Ia menganggap pinjaman VOC adalah penyakit yang terus merongrong
perekonomian Jambi dan cara menghilangkan penyakit itu adalah dengan
membunuh sumbernya. Oleh sebab itu, Sultan Anum tidak ingin memperbarui
kontrak lagi dengan VOC. Di pagi buta, 20 Maret 1768 pasukan Sultan Anum
menghancurkan loji-loji dagang VOC di Muara Kumpeh. Dengan demikian
berakhirlah kontrak dagang Jambi-VOC yang telah berlangsung hampir
seabad lebih.
Jambi benar-benar runtuh saat seluruh wilayahnya
ditaklukan oleh negara kolonial Hindia-Belanda. Keraton kerajaan Jambi
dibumihanguskan pada tahun 1850-an, Rajanya saat itu Sultan Thaha harus
bergerilya ke pedalaman karena tidak mau tunduk kepada Hindia-Belanda.

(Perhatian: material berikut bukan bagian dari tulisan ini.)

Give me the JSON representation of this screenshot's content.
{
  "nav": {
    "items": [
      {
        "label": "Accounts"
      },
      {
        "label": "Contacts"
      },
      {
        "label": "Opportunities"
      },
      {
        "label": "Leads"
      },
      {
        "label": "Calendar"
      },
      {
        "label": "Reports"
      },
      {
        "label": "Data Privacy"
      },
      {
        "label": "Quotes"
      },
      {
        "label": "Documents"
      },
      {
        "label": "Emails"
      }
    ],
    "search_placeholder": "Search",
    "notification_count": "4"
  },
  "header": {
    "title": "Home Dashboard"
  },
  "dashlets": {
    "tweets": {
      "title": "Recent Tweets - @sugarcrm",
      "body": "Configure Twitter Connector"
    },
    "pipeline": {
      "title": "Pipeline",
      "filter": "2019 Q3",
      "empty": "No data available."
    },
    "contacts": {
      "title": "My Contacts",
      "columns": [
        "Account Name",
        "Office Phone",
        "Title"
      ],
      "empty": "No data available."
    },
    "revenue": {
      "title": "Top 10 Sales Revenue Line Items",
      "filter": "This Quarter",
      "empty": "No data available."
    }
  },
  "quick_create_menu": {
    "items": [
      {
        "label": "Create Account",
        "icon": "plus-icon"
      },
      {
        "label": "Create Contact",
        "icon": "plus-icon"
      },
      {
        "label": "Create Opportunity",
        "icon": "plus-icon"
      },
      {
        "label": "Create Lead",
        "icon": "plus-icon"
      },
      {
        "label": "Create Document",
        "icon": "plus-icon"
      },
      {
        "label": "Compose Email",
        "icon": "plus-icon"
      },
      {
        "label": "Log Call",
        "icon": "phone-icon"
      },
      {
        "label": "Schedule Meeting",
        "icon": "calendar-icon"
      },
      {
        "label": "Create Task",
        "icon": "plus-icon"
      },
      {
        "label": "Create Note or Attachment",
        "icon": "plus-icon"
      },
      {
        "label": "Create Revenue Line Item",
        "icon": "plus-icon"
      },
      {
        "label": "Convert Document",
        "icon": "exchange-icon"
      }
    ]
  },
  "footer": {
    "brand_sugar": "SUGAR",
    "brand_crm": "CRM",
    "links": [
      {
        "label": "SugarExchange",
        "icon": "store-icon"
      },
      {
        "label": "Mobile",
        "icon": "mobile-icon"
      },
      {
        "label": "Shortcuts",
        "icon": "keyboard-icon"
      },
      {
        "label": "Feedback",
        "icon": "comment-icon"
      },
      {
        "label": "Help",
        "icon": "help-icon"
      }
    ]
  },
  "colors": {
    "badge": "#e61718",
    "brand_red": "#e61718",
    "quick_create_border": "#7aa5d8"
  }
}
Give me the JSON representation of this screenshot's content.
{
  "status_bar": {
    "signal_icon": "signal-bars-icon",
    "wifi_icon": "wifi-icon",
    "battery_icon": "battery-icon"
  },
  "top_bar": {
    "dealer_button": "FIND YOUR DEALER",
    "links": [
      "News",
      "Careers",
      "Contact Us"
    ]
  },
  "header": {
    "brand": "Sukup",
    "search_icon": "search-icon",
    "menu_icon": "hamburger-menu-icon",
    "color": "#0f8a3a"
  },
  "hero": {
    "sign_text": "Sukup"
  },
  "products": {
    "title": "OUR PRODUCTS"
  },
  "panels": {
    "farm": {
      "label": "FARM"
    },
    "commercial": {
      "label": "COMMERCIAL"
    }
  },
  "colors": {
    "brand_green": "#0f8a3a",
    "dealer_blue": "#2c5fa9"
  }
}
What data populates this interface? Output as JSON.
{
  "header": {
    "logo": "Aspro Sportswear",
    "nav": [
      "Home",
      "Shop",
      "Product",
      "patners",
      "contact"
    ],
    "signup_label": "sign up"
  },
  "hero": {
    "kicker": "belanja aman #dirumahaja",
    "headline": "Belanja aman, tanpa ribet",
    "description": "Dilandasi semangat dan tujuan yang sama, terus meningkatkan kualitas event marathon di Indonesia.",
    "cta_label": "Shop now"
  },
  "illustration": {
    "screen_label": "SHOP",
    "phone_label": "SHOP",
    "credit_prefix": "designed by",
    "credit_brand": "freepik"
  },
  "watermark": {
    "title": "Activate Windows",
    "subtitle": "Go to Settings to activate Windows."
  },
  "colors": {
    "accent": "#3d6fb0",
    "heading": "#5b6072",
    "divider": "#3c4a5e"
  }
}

Perjuangannya berakhir pada tahun 1904, setelah gugur tertembak pasukan
Belanda. Tidak lama kemudian, Belanda menghapus Kesultanan Jambi,
bangsawannya dilucuti, barang-barang kerajaan kemudian disita dan Jambi
hanya menjadi wilayah kecil dari keresidenan Palembang.
Jikalau
saja Jambi masih menjadi negara monarki hingga saat ini, tentulah
rakyatnya masih makmur. Dengan wilayah yang jauh lebih luas dari Brunei,
populasi yang sedikit dengan sumber daya alam yang melimpah, seperti
kilang minyak di sekitar Tungkal dan Rawas, tambang batu bara, kebun
sawit. Itu semua sudah memenuhi pundi-pundi kerajaan.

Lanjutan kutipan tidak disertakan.